Ge0rg3 / requests-ip-rotator

A Python library to utilize AWS API Gateway's large IP pool as a proxy to generate pseudo-infinite IPs for web scraping and brute forcing.
https://pypi.org/project/requests-ip-rotator/
GNU General Public License v3.0
1.33k stars 138 forks source link

Scraping amazon not working #50

Closed arpitgoyall closed 1 year ago

arpitgoyall commented 1 year ago
import os
from requests_ip_rotator import ApiGateway
from dotenv import load_dotenv
import requests

load_dotenv()
with ApiGateway(
    "https://www.amazon.in",
    regions=["eu-west-1", "eu-west-2"],
    access_key_id=os.getenv("aws_key_id"),
    access_key_secret=os.getenv("aws_key_secret"),
) as g:
    session = requests.Session()
    session.mount("https://www.amazon.in", g)
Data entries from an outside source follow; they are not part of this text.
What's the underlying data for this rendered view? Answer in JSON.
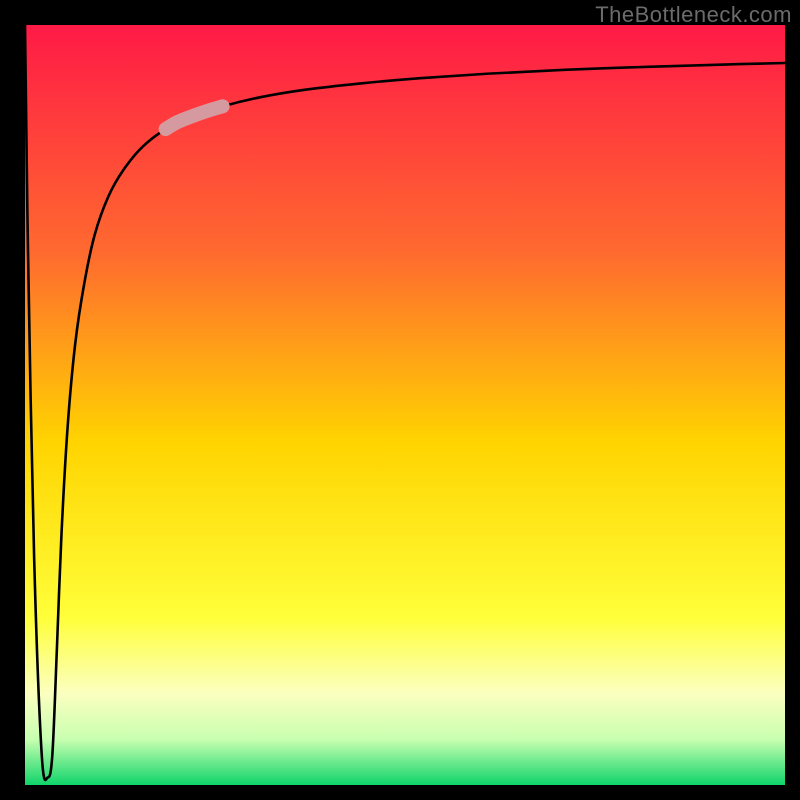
{
  "watermark": "TheBottleneck.com",
  "chart_data": {
    "type": "line",
    "title": "",
    "xlabel": "",
    "ylabel": "",
    "xlim": [
      0,
      100
    ],
    "ylim": [
      0,
      100
    ],
    "grid": false,
    "legend": false,
    "background_gradient": {
      "stops": [
        {
          "offset": 0.0,
          "color": "#ff1a46"
        },
        {
          "offset": 0.3,
          "color": "#ff6a2f"
        },
        {
          "offset": 0.55,
          "color": "#ffd400"
        },
        {
          "offset": 0.78,
          "color": "#ffff3a"
        },
        {
          "offset": 0.88,
          "color": "#fbffc0"
        },
        {
          "offset": 0.94,
          "color": "#c8ffb0"
        },
        {
          "offset": 1.0,
          "color": "#0fd46a"
        }
      ]
    },
    "series": [
      {
        "name": "bottleneck-curve",
        "x": [
          0.0,
          0.4,
          1.2,
          2.2,
          3.0,
          3.6,
          4.2,
          4.8,
          5.6,
          6.6,
          7.8,
          9.2,
          11.0,
          13.0,
          15.5,
          18.5,
          22.0,
          26.0,
          31.0,
          37.0,
          44.0,
          52.0,
          61.0,
          71.0,
          82.0,
          92.0,
          100.0
        ],
        "y": [
          100.0,
          70.0,
          30.0,
          4.0,
          1.0,
          4.0,
          18.0,
          33.0,
          47.0,
          58.0,
          66.0,
          72.5,
          77.5,
          81.0,
          84.0,
          86.3,
          88.0,
          89.3,
          90.5,
          91.5,
          92.3,
          93.0,
          93.6,
          94.1,
          94.5,
          94.8,
          95.0
        ]
      }
    ],
    "highlight": {
      "name": "highlight-segment",
      "color": "#d59aa0",
      "x": [
        18.5,
        20.0,
        22.0,
        24.0,
        26.0
      ],
      "y": [
        86.3,
        87.2,
        88.0,
        88.7,
        89.3
      ]
    },
    "minimum_point": {
      "x": 3.0,
      "y": 1.0
    }
  }
}
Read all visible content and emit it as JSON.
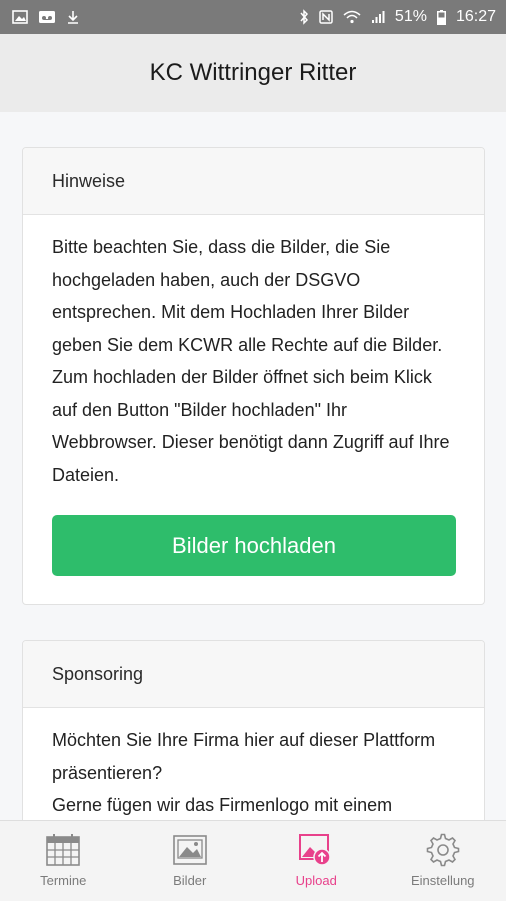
{
  "status_bar": {
    "battery_percent": "51%",
    "time": "16:27",
    "left_icons": [
      "image-icon",
      "voicemail-icon",
      "download-icon"
    ],
    "right_icons": [
      "bluetooth-icon",
      "nfc-icon",
      "wifi-icon",
      "signal-icon",
      "battery-icon"
    ]
  },
  "header": {
    "title": "KC Wittringer Ritter"
  },
  "cards": {
    "hinweise": {
      "title": "Hinweise",
      "body": "Bitte beachten Sie, dass die Bilder, die Sie hochgeladen haben, auch der DSGVO entsprechen. Mit dem Hochladen Ihrer Bilder geben Sie dem KCWR alle Rechte auf die Bilder. Zum hochladen der Bilder öffnet sich beim Klick auf den Button \"Bilder hochladen\" Ihr Webbrowser. Dieser benötigt dann Zugriff auf Ihre Dateien.",
      "button_label": "Bilder hochladen"
    },
    "sponsoring": {
      "title": "Sponsoring",
      "body_line1": "Möchten Sie Ihre Firma hier auf dieser Plattform präsentieren?",
      "body_line2": "Gerne fügen wir das Firmenlogo mit einem"
    }
  },
  "tabs": {
    "termine": {
      "label": "Termine",
      "icon": "calendar-icon"
    },
    "bilder": {
      "label": "Bilder",
      "icon": "picture-icon"
    },
    "upload": {
      "label": "Upload",
      "icon": "upload-image-icon",
      "active": true
    },
    "einstellung": {
      "label": "Einstellung",
      "icon": "gear-icon"
    }
  },
  "colors": {
    "status_bar": "#7a7a7a",
    "header_bg": "#ebebeb",
    "button_green": "#2ebd6b",
    "active_tab": "#e8418b",
    "inactive_tab": "#7b7b7b"
  }
}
    response = session.get("https://www.amazon.in/dp/B09PNHN5ZZ")
    print(response.status_code)
    print(response.request.headers)
    print(response.request.url)

This code is returning the following

503
{'User-Agent': 'python-requests/2.28.1', 'Accept-Encoding': 'gzip, deflate', 'Accept': '*/*', 'Connection': 'keep-alive', 'Host': '0h3hjglii9.execute-api.eu-west-1.amazonaws.com', 'X-My-X-Forwarded-For': '43.220.173.104'}
https://0h3hjglii9.execute-api.eu-west-1.amazonaws.com/ProxyStage/dp/B09PNHN5ZZ

I think it is replacing the request URL which is giving the 503 error, what should I do?

MsLolita commented 1 year ago

Did you solved it?

Ge0rg3 commented 1 year ago

Hey @arpitgoyall, thanks for raising the issue. It looks like this is some internal block from Amazon, or some issue with how the requests are coming from their own servers, and not an issue with the library.